1. The judges have unanimously held privacy to be part of personal liberty that we enjoy under Article 21 of the Constitution.
2. This essentially entails the recognition that an individual ought to be free to decide for himself/ herself in critical matters without interference from others/ state.
3. The question which will then arise is: What are these critical matters?
4. Though the answer to this will develop on a case-by-case basis, one of the judges Justice Chelameswar, says on p. 303 (of the pdf; p. 37 of his opinion), that one such matter is an individual’s decision to refusal to prolong treatment and terminate one’s life.

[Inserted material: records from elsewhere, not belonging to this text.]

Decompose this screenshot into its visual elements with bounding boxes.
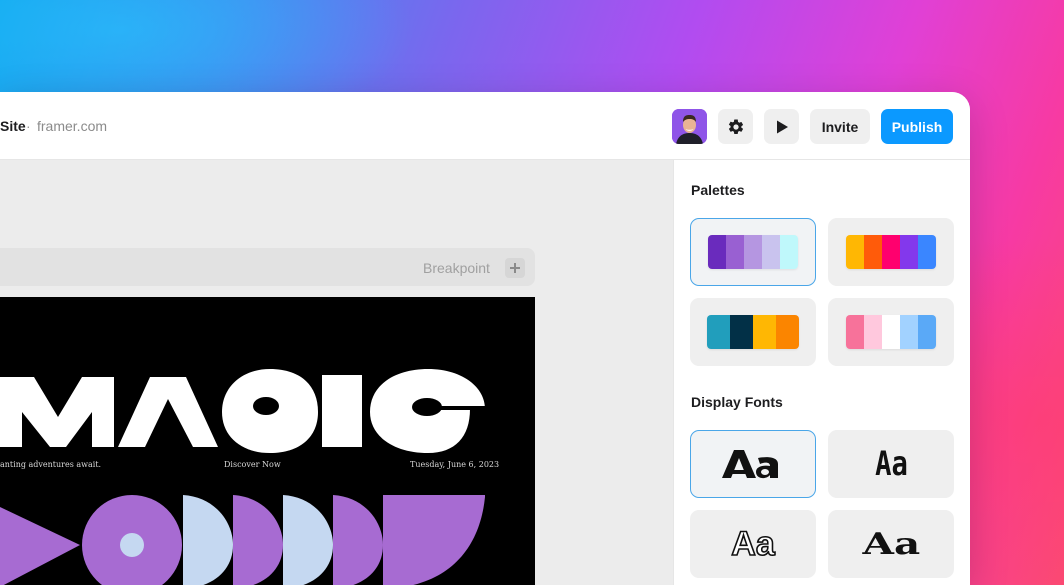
publish-button[interactable]: Publish (881, 109, 953, 144)
font-card-3[interactable]: Aa (690, 510, 816, 578)
palette-swatches (708, 235, 798, 269)
preview-button[interactable] (764, 109, 799, 144)
swatch (918, 235, 936, 269)
title-separator: · (26, 118, 31, 134)
palette-swatches (846, 315, 936, 349)
swatch (900, 235, 918, 269)
plus-icon (510, 263, 520, 273)
site-preview-frame[interactable]: anting adventures await. Discover Now Tu… (0, 297, 535, 585)
swatch (780, 235, 798, 269)
font-card-2[interactable]: Aa (828, 430, 954, 498)
palette-swatches (707, 315, 799, 349)
palette-swatches (846, 235, 936, 269)
site-title[interactable]: Site (0, 118, 26, 134)
style-panel: Palettes Display Fonts Aa Aa Aa (673, 160, 970, 585)
font-sample-text: Aa (730, 524, 775, 564)
preview-date: Tuesday, June 6, 2023 (410, 460, 500, 469)
site-domain[interactable]: framer.com (37, 118, 107, 134)
invite-button[interactable]: Invite (810, 109, 870, 144)
gear-icon (728, 118, 743, 134)
swatch (846, 235, 864, 269)
font-card-4[interactable]: Aa (828, 510, 954, 578)
swatch (730, 315, 753, 349)
swatch (882, 315, 900, 349)
font-sample-text: Aa (874, 444, 908, 484)
swatch (776, 315, 799, 349)
palette-card-3[interactable] (690, 298, 816, 366)
font-sample-text: Aa (862, 526, 920, 562)
swatch (918, 315, 936, 349)
breakpoint-label: Breakpoint (423, 260, 490, 276)
play-icon (776, 120, 788, 133)
swatch (846, 315, 864, 349)
settings-button[interactable] (718, 109, 753, 144)
breakpoint-bar: Breakpoint (0, 248, 535, 286)
display-fonts-heading: Display Fonts (691, 394, 783, 410)
swatch (708, 235, 726, 269)
canvas[interactable]: Breakpoint anting adventures await. Disc… (0, 160, 673, 585)
swatch (753, 315, 776, 349)
palettes-heading: Palettes (691, 182, 745, 198)
palette-card-4[interactable] (828, 298, 954, 366)
preview-cta-link[interactable]: Discover Now (224, 460, 281, 469)
palette-card-2[interactable] (828, 218, 954, 286)
swatch (726, 235, 744, 269)
add-breakpoint-button[interactable] (505, 258, 525, 278)
magic-artwork (0, 369, 490, 585)
swatch (744, 235, 762, 269)
swatch (864, 235, 882, 269)
font-card-1[interactable]: Aa (690, 430, 816, 498)
swatch (900, 315, 918, 349)
avatar-image (672, 109, 707, 144)
preview-tagline: anting adventures await. (0, 460, 102, 469)
swatch (864, 315, 882, 349)
swatch (707, 315, 730, 349)
swatch (762, 235, 780, 269)
editor-window: Site · framer.com Invite Publish Breakpo… (0, 92, 970, 585)
palette-card-1[interactable] (690, 218, 816, 286)
user-avatar[interactable] (672, 109, 707, 144)
font-sample-blackletter (722, 450, 778, 479)
swatch (882, 235, 900, 269)
top-bar: Site · framer.com Invite Publish (0, 92, 970, 160)
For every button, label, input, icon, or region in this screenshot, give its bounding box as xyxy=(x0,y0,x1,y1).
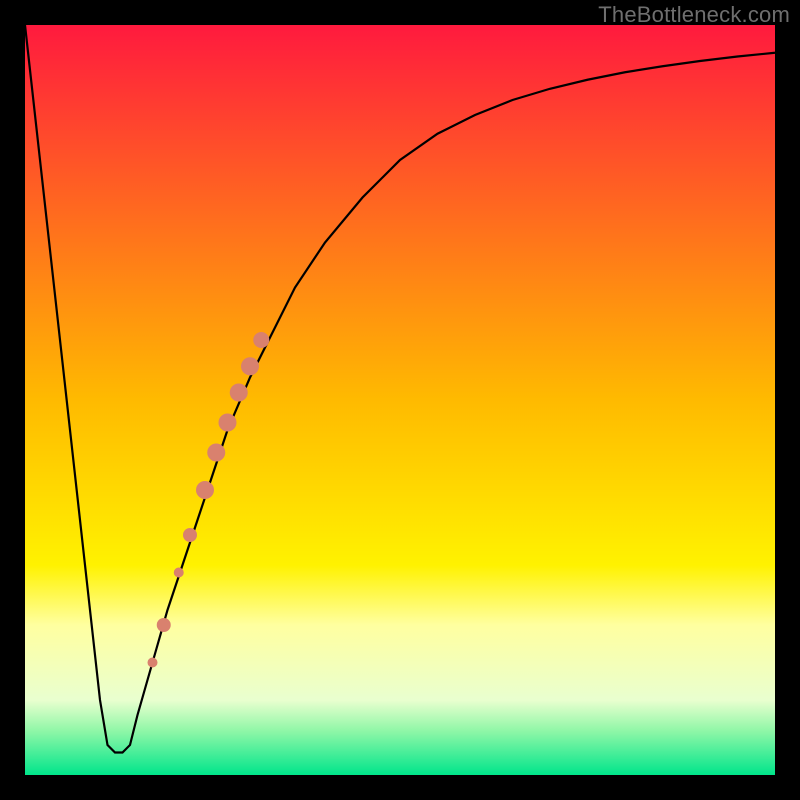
highlight-point xyxy=(183,528,197,542)
highlight-point xyxy=(219,414,237,432)
highlight-point xyxy=(253,332,269,348)
highlight-point xyxy=(174,568,184,578)
highlight-point xyxy=(148,658,158,668)
highlight-point xyxy=(157,618,171,632)
highlight-point xyxy=(207,444,225,462)
outer-frame: TheBottleneck.com xyxy=(0,0,800,800)
highlight-point xyxy=(241,357,259,375)
bottleneck-chart xyxy=(25,25,775,775)
highlight-point xyxy=(196,481,214,499)
highlight-point xyxy=(230,384,248,402)
gradient-background xyxy=(25,25,775,775)
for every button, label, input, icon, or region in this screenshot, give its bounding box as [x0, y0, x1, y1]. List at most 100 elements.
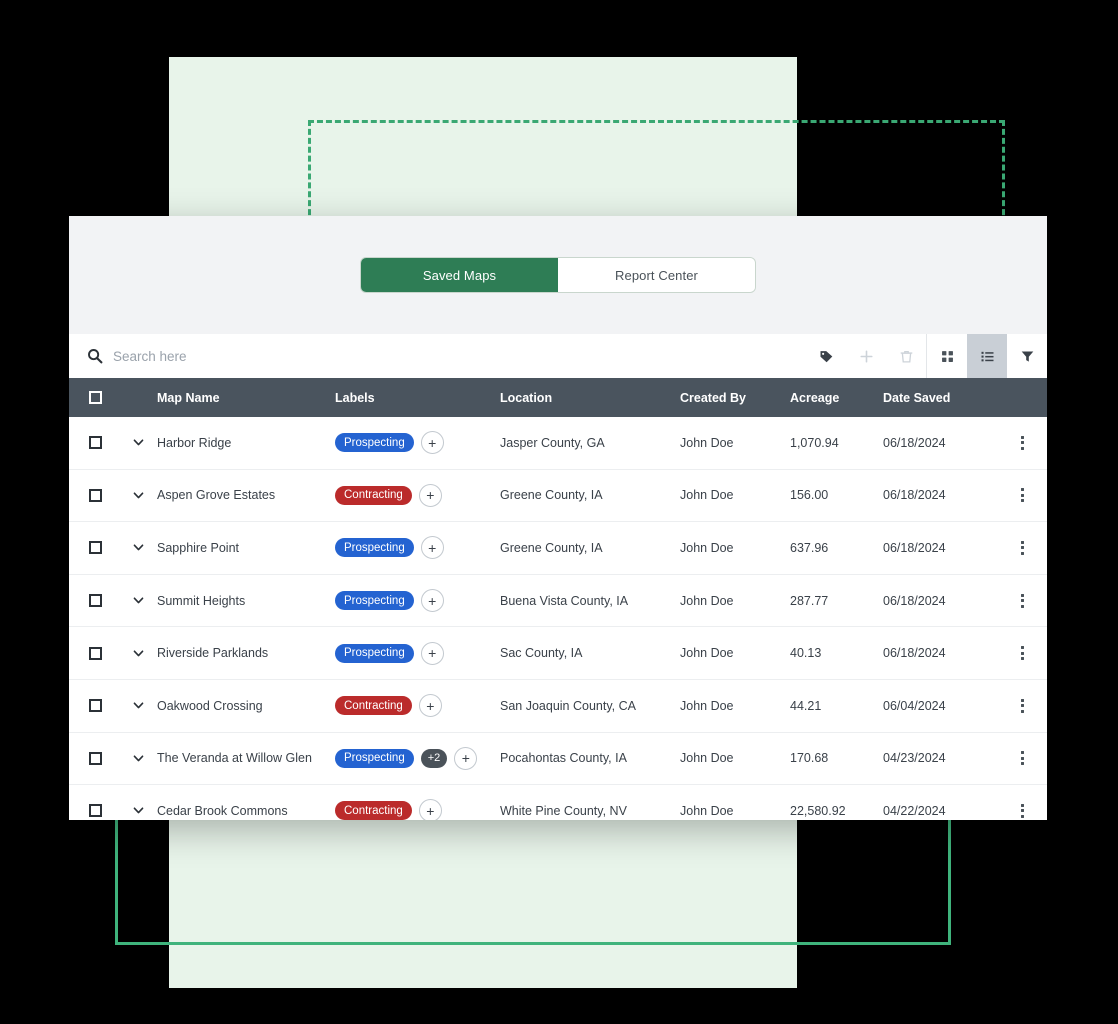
- toolbar: [69, 334, 1047, 378]
- cell-location: Sac County, IA: [500, 646, 583, 661]
- grid-view-button[interactable]: [926, 334, 967, 378]
- cell-location: Greene County, IA: [500, 540, 603, 555]
- table-row[interactable]: Harbor Ridge Prospecting + Jasper County, G…: [69, 417, 1047, 470]
- row-expand-button[interactable]: [121, 753, 155, 764]
- table-row[interactable]: Cedar Brook Commons Contracting + White Pin…: [69, 785, 1047, 820]
- cell-location: San Joaquin County, CA: [500, 698, 636, 713]
- trash-icon: [900, 350, 912, 362]
- table-row[interactable]: Oakwood Crossing Contracting + San Joaquin …: [69, 679, 1047, 733]
- select-all-checkbox[interactable]: [88, 391, 102, 404]
- label-overflow-badge[interactable]: +2: [420, 748, 448, 768]
- label-pill[interactable]: Prospecting: [335, 591, 414, 611]
- label-pill[interactable]: Contracting: [335, 485, 412, 505]
- row-expand-button[interactable]: [121, 648, 155, 659]
- cell-date-saved: 04/23/2024: [883, 751, 946, 766]
- label-pill[interactable]: Contracting: [335, 696, 412, 716]
- label-pill[interactable]: Prospecting: [335, 748, 414, 768]
- tab-saved-maps[interactable]: Saved Maps: [361, 258, 558, 292]
- add-label-button[interactable]: +: [420, 641, 444, 665]
- row-checkbox[interactable]: [88, 541, 102, 555]
- table-row[interactable]: Summit Heights Prospecting + Buena Vista Co…: [69, 574, 1047, 628]
- column-header-labels[interactable]: Labels: [335, 391, 500, 405]
- row-menu-button[interactable]: [1017, 747, 1028, 769]
- filter-button[interactable]: [1007, 334, 1047, 378]
- add-label-button[interactable]: +: [418, 799, 442, 820]
- row-menu-button[interactable]: [1017, 484, 1028, 506]
- list-view-icon: [981, 351, 993, 361]
- search-input[interactable]: [113, 348, 373, 364]
- cell-labels: Prospecting +: [335, 536, 500, 560]
- add-label-button[interactable]: +: [454, 746, 478, 770]
- cell-location: Jasper County, GA: [500, 435, 605, 450]
- cell-date-saved: 04/22/2024: [883, 803, 946, 818]
- cell-created-by: John Doe: [680, 593, 734, 608]
- column-header-map-name[interactable]: Map Name: [155, 391, 335, 405]
- add-button[interactable]: [846, 334, 886, 378]
- row-expand-button[interactable]: [121, 490, 155, 501]
- row-checkbox[interactable]: [88, 436, 102, 450]
- column-header-created-by[interactable]: Created By: [680, 391, 790, 405]
- add-label-button[interactable]: +: [418, 694, 442, 718]
- row-menu-button[interactable]: [1017, 590, 1028, 612]
- row-checkbox[interactable]: [88, 751, 102, 765]
- row-expand-button[interactable]: [121, 700, 155, 711]
- cell-labels: Contracting +: [335, 694, 500, 718]
- cell-map-name: Sapphire Point: [157, 540, 240, 555]
- row-expand-button[interactable]: [121, 595, 155, 606]
- expand-chevron-icon: [133, 597, 143, 604]
- grid-view-icon: [941, 350, 953, 362]
- row-checkbox[interactable]: [88, 488, 102, 502]
- row-checkbox[interactable]: [88, 804, 102, 818]
- row-checkbox[interactable]: [88, 646, 102, 660]
- cell-acreage: 44.21: [790, 698, 822, 713]
- row-select-cell: [69, 541, 121, 555]
- row-menu-button[interactable]: [1017, 432, 1028, 454]
- row-checkbox[interactable]: [88, 594, 102, 608]
- cell-date-saved: 06/18/2024: [883, 435, 946, 450]
- row-menu-button[interactable]: [1017, 695, 1028, 717]
- table-header-row: Map Name Labels Location Created By Acre…: [69, 378, 1047, 417]
- table-row[interactable]: Riverside Parklands Prospecting + Sac Count…: [69, 627, 1047, 680]
- column-header-location[interactable]: Location: [500, 391, 680, 405]
- table-row[interactable]: The Veranda at Willow Glen Prospecting +2 +…: [69, 732, 1047, 786]
- row-menu-button[interactable]: [1017, 642, 1028, 664]
- cell-labels: Contracting +: [335, 483, 500, 507]
- cell-map-name: Oakwood Crossing: [157, 698, 263, 713]
- add-label-button[interactable]: +: [420, 589, 444, 613]
- list-view-button[interactable]: [967, 334, 1007, 378]
- label-pill[interactable]: Prospecting: [335, 643, 414, 663]
- table-row[interactable]: Aspen Grove Estates Contracting + Greene Co…: [69, 469, 1047, 523]
- filter-icon: [1021, 350, 1033, 362]
- row-select-cell: [69, 594, 121, 608]
- expand-chevron-icon: [133, 544, 143, 551]
- add-label-button[interactable]: +: [420, 536, 444, 560]
- add-label-button[interactable]: +: [420, 431, 444, 455]
- label-pill[interactable]: Contracting: [335, 801, 412, 820]
- row-select-cell: [69, 699, 121, 713]
- row-expand-button[interactable]: [121, 542, 155, 553]
- tab-report-center[interactable]: Report Center: [558, 258, 755, 292]
- select-all-cell: [69, 391, 121, 404]
- row-expand-button[interactable]: [121, 437, 155, 448]
- cell-labels: Prospecting +: [335, 589, 500, 613]
- cell-location: White Pine County, NV: [500, 803, 627, 818]
- label-pill[interactable]: Prospecting: [335, 538, 414, 558]
- row-menu-button[interactable]: [1017, 800, 1028, 820]
- row-checkbox[interactable]: [88, 699, 102, 713]
- cell-acreage: 637.96: [790, 540, 829, 555]
- label-pill[interactable]: Prospecting: [335, 433, 414, 453]
- cell-acreage: 40.13: [790, 646, 822, 661]
- tag-button[interactable]: [806, 334, 846, 378]
- cell-date-saved: 06/18/2024: [883, 646, 946, 661]
- row-expand-button[interactable]: [121, 805, 155, 816]
- tag-icon: [820, 350, 832, 362]
- cell-created-by: John Doe: [680, 646, 734, 661]
- row-menu-button[interactable]: [1017, 537, 1028, 559]
- cell-row-actions: [998, 432, 1047, 454]
- expand-chevron-icon: [133, 492, 143, 499]
- column-header-acreage[interactable]: Acreage: [790, 391, 883, 405]
- add-label-button[interactable]: +: [418, 483, 442, 507]
- delete-button[interactable]: [886, 334, 926, 378]
- column-header-date-saved[interactable]: Date Saved: [883, 391, 998, 405]
- table-row[interactable]: Sapphire Point Prospecting + Greene County,…: [69, 522, 1047, 575]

5. While this is not binding law, it provides a strong argument which can be used when the matter is next taken up, either legislatively or in court, that the right to privacy ought to extend to the individual’s decision to refuse to prolong treatment. However it should be noted that the right claimed is not absolute and is subject to reasonable restrictions. To assess whether any restriction by the State on the right to refuse to prolong treatment will be reasonable, will depend on the exact nature of the restriction in that case.
So overall, the judgment on the whole, and the specific reference to the refusal to prolong treatment, are both encouraging developments. Trust this clarifies.”
Thank you Mr Sengupta for this erudite evaluation.